About one in every five reasonably healthy people age 50 or older have at least one organ aging at an accelerate­d rate, researcher­s recently reported in the journal Nature.

That sounds bad, but it also opens up an opportunit­y for better health, researcher­s say. A simple blood test might tell which organs are aging rapidly, so doctors can start treating potential diseases related to that organ.

“We can estimate the biological age of an organ in an apparently healthy person,” said senior researcher Tony Wyss-Coray, a professor of neurology at the Stanford University School of Medicine. “That, in turn, predicts a person’s risk for disease related to that organ.”

For the study, Wyss-Coray and his team examined nearly 5,700 people using an array of biomarkers to imply “biological ages” for 11 key organ systems or tissues within them, including the heart, fat, lungs, immune system, kidney, liver, muscle, pancreas, brain, blood vessels and intestines.

These “biological ages” are often different from the actual number of years that have passed since a person’s birth, WyssCoray said.

Researcher­s found that more than 18% of people 50 and older had at least one organ aging significan­tly more rapidly than the average, Wyss-Coray said.

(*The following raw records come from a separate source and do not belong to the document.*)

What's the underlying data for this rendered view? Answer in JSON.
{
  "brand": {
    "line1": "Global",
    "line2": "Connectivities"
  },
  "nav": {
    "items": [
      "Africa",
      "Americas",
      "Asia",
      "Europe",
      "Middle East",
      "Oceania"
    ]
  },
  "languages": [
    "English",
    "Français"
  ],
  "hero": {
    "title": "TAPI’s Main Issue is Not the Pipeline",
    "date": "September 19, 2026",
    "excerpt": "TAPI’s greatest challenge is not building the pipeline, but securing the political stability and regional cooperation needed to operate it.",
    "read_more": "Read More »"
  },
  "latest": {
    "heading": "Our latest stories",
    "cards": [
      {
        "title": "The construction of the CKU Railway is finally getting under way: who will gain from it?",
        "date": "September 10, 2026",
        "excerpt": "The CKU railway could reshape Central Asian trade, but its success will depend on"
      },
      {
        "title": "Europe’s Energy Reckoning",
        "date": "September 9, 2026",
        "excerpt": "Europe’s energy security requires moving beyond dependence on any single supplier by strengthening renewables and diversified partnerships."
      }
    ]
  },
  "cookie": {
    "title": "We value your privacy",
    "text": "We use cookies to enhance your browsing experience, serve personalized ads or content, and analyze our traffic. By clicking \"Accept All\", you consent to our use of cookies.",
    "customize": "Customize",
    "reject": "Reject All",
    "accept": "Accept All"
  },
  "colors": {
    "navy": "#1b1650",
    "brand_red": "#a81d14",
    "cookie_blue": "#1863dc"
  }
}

Only about 1 in 60 people had two organs that were rapidly aging, but they had 6.5 times the risk of death than someone without any such organs, results showed.

Having an organ aging faster than the rest of the body carried a 15% to 50% higher risk of death over the next 15 years, depending on the affected organ.

People with rapidly aging hearts had 2.5 times as high a risk of heart failure as people with normally aging hearts, results showed.

Accelerate­d aging of the brain or blood vessels predicted risk of Alzheimer’s disease as well as the best existing biomarkers, researcher­s found.